The same will be true as more businesses use Software-as-a-Service: an organisation that is looking to implement a new ERP system can take advantage of a hosted service, which means that a specialist in-house application manager may not be necessary.

Many research organisations have predicted that the number of these technology specific roles will shrink by up to 75% by 2015 due to this effect. But, while this may seem like doom and gloom, the reality is that cloud computing will also lead to tremendous job opportunities elsewhere.

For example, in the traditional outsourcing sector the growth of cloud will in the long-term lead to less technical infrastructure management work; however, those in these types of roles will be transferred to other areas as new business dynamics are created.

In with the new

Cloud computing will mean that new areas of specialisation will be required; areas which have yet to be filled and will only increase in size. New IT systems will demand new skills, which means that IT professionals have the opportunity to upgrade their existing skillsets and qualifications.

While the traditional roles diminish or merge with new roles, new jobs will evolve which will require a mix of both technical and business skills to provide valuable insights into cloud-based business solutions. For example, those who have the technical skills to address services and technologies whilst being able to analyse and consult will be in high demand.

Cloud specialists will be required – both in-house and at service providers, ranging from cloud product managers and consultants, to network managers and engineers – to help businesses shift to, and maintain, their cloud environments. Businesses are likely to need cloud specialists with the ability to project manage in line with business requirements, while cloud providers will need staff with technical cloud skills to maintain service levels. A huge number of these job opportunities are on the horizon – opportunities which if capitalised on now, can reap huge rewards in the future.

As highlighted earlier, the outsourcing industry will feel this effect too.
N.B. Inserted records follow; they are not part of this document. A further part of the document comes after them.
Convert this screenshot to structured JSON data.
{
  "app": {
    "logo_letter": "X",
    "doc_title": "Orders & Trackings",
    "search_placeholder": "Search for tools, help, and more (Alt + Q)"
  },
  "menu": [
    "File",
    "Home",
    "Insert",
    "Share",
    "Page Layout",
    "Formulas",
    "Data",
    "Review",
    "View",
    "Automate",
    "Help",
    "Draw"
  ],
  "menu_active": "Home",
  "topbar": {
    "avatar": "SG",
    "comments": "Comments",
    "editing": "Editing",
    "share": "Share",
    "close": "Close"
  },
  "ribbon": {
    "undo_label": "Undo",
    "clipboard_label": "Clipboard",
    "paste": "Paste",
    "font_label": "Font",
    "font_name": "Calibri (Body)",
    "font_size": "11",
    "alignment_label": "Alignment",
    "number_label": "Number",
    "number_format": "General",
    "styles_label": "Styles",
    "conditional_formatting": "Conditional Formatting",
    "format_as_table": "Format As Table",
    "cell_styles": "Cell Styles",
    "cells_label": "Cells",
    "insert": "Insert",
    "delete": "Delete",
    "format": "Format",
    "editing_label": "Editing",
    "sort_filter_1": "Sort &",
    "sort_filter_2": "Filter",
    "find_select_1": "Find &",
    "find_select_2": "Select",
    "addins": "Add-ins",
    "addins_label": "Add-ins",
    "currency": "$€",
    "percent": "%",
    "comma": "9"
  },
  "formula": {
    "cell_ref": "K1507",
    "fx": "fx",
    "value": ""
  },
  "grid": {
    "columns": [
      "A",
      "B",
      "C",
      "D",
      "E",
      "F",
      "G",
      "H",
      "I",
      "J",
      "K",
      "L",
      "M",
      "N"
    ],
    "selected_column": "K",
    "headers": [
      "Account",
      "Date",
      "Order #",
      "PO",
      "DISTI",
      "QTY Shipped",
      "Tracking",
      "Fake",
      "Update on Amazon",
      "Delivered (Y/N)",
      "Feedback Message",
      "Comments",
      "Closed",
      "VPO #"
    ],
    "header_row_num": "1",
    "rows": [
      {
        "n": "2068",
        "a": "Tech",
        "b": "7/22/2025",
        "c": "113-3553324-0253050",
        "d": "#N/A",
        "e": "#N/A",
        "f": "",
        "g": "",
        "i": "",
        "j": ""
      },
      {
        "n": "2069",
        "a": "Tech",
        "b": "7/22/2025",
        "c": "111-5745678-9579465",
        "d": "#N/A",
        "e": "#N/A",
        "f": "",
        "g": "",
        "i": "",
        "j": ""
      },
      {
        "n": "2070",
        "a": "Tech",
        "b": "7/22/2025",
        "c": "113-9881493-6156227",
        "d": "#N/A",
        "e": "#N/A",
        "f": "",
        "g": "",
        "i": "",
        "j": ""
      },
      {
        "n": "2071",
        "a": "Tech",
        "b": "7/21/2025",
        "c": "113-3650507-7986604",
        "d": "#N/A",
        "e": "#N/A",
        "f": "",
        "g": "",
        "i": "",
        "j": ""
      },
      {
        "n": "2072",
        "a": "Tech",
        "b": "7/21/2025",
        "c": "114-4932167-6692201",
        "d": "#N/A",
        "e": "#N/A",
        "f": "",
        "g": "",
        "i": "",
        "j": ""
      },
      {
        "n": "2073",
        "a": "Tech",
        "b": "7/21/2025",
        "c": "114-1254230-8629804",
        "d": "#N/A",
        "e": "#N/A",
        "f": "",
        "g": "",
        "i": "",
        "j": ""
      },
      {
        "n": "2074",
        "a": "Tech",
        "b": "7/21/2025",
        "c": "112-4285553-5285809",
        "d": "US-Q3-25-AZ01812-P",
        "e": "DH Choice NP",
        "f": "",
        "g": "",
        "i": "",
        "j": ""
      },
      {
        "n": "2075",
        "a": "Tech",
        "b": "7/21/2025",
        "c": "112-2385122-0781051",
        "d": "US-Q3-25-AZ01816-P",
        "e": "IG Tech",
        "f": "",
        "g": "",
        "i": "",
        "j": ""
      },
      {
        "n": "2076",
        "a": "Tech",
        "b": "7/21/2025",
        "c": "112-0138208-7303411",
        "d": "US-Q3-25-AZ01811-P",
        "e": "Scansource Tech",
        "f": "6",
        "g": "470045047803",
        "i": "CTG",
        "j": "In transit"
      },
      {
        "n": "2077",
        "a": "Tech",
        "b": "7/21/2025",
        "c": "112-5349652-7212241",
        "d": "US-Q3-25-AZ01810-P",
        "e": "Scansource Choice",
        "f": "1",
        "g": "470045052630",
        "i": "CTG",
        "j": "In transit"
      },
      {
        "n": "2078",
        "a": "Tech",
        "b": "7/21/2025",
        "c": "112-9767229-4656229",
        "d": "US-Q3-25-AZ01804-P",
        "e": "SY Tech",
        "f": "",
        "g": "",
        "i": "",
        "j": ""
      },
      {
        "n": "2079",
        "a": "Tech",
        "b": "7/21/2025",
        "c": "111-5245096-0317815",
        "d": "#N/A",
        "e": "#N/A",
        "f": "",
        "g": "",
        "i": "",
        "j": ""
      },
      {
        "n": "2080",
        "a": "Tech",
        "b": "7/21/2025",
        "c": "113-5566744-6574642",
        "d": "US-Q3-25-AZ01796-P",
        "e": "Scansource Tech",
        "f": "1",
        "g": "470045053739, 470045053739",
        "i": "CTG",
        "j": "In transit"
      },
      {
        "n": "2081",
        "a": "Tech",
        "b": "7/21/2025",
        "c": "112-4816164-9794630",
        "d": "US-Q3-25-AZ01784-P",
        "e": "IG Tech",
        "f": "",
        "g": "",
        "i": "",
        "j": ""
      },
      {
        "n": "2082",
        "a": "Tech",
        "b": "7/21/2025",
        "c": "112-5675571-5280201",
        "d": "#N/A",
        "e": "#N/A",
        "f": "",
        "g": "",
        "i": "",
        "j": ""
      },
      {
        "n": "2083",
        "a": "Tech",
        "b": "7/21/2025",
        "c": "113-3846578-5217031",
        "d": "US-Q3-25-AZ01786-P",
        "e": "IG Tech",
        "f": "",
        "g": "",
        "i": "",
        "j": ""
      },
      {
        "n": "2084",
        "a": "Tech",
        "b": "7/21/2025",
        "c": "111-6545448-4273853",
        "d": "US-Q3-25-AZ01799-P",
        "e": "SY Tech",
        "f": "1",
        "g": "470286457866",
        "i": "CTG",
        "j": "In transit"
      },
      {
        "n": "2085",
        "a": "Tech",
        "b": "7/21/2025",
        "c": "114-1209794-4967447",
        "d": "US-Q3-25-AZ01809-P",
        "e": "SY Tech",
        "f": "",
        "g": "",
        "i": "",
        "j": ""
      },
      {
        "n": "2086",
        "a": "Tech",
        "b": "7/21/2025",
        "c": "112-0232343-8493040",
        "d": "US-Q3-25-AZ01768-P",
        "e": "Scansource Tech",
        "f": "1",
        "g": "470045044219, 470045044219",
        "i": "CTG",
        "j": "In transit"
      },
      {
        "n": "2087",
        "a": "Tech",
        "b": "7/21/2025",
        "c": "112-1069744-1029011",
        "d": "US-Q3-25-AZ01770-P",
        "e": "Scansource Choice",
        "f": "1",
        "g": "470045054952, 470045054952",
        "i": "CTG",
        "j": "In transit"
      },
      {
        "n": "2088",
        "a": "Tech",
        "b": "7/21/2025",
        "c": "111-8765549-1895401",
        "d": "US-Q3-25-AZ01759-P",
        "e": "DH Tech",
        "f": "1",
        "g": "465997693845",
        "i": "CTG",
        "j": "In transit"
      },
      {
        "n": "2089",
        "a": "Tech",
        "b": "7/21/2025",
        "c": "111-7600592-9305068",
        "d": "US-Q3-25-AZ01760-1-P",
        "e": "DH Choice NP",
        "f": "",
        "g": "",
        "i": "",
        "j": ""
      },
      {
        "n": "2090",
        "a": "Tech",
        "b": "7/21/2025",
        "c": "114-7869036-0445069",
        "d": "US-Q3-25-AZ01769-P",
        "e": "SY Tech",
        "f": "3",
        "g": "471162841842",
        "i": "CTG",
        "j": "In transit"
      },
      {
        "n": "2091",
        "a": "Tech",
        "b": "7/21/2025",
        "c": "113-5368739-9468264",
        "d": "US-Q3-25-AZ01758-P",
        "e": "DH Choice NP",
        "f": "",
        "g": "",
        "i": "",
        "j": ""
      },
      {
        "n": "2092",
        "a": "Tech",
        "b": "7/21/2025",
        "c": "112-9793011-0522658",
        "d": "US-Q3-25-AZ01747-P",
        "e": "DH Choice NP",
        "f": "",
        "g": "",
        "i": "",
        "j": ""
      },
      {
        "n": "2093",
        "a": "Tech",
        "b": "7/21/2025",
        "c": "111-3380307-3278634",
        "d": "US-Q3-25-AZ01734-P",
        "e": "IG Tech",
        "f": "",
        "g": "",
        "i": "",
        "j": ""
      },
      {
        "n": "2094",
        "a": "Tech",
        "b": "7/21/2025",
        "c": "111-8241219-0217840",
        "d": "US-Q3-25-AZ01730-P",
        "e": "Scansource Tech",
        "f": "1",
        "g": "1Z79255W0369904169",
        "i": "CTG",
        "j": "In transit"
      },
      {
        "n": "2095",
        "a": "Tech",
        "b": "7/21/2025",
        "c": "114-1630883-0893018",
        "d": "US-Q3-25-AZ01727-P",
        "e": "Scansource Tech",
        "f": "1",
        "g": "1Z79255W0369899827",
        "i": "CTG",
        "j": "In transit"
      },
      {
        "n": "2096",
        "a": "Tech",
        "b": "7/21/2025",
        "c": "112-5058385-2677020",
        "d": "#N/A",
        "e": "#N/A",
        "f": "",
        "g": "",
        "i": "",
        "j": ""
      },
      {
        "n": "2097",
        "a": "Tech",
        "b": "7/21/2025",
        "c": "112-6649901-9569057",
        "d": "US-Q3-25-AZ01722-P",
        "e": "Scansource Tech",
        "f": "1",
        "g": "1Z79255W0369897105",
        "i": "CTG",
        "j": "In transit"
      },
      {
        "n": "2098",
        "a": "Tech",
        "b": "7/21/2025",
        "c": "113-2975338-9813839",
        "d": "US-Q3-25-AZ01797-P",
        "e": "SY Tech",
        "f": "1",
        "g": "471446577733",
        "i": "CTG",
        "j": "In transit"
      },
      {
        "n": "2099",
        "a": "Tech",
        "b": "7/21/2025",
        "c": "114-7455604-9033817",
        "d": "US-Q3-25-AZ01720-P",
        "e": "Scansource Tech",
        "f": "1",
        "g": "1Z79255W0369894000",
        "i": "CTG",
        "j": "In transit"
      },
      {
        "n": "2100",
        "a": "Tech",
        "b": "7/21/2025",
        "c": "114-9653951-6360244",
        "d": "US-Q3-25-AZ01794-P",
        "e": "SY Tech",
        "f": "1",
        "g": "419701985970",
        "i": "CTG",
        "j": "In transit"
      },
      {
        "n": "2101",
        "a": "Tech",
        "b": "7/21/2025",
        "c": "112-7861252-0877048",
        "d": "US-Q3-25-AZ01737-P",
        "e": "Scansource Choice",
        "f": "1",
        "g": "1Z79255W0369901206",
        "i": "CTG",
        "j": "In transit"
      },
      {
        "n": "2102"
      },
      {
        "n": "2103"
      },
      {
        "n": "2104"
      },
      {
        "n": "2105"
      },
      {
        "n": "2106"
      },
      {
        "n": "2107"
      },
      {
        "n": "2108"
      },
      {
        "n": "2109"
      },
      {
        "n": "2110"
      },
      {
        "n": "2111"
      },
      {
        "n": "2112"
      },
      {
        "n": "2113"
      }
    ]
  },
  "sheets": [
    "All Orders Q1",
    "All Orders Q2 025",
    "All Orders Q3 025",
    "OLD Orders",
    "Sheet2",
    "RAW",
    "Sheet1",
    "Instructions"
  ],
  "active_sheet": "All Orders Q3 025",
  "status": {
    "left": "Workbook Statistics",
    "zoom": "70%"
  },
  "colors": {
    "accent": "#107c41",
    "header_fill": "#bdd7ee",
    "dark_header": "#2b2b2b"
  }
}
As the number of cloud providers, resellers, integrators and distributors increase, an ecosystem of cloud parties has started to develop. The complex relationship of these businesses will need to be nurtured by an entirely new role – the cloud broker. A cloud broker adds value not only by managing the use, performance and delivery of cloud services but also by negotiating relationships between cloud providers and consumers. They also provide various services such as integration, aggregation and arbitrage.

This is an enormous task and needs an army of qualified people to manage. Organisations can have their internal staff manage this ecosystem but they can lack the commercial skills to broker these services. The benefit is that organisations can save money by handing these complex services to cloud brokers which, through partnerships with leading technology providers, can provide cost-effective and cutting-edge value propositions.

Evolution not extinction

Cloud computing won't be the death knell for modern IT professionals. It won't necessarily eliminate jobs, but rather, it's likely to combine multiple roles together while opening up new job opportunities for others.

Naturally, there will be some degree of labour displacement as the way that businesses use technology evolves, and the skills required to support that evolve, too. But in redefining how IT is used, staff need to undergo the same level of transformation to develop the necessary skills to help all involved make the most out of cloud computing.